= James McKerrow =

James McKerrow FRAS (7 July 1834 – 29 June 1919) was an astronomer, Surveyor-General of New Zealand, and Chief Commissioner of Railways in New Zealand.

McKerrow was the son of Andrew McKerrow and Margaret (née Steven) his wife, and was born at Kilmarnock, East Ayrshire, Scotland. McKerrow emigrated to Dunedin, New Zealand, in November 1859, and was District and Geodetical Surveyor of Otago from that year till 1873, Chief Surveyor of Otago from 1873 to 1877, Assistant Surveyor-General of New Zealand from January 1877 to October 1879, also Secretary of Crown Lands and Mines from February 1878 to January 1889. From October 1878 he held the latter office in conjunction with that of Surveyor-General of New Zealand, being appointed in January 1889 to the office of Chief Commissioner of New Zealand Railways.

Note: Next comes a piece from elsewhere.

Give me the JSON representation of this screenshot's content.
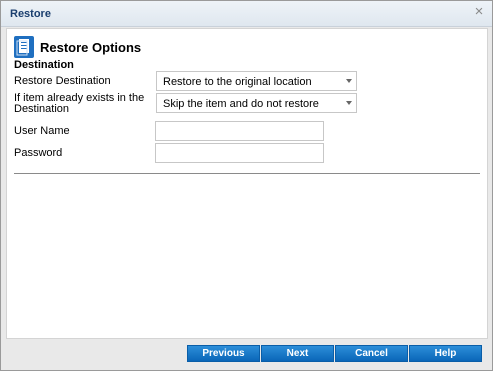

From 1861 to 1863 McKerrow made the reconnaissance survey of the Otago Lake districts, an area of eight thousand square miles. The reports of these surveys were read before the Royal Geographical Society of London, and received the special commendation of the President, Sir Roderick Murchison, in his annual address. In 1874 and 1882 McKerrow was associated with the British expeditions for the observation of the Transit of Venus, 1882 in New Zealand. In 1884 he was elected a Fellow of the Royal Astronomical Society of London.

He was married on 5 August 1859, at Fenwick, Ayrshire, Scotland, to Miss Martha Dunlop.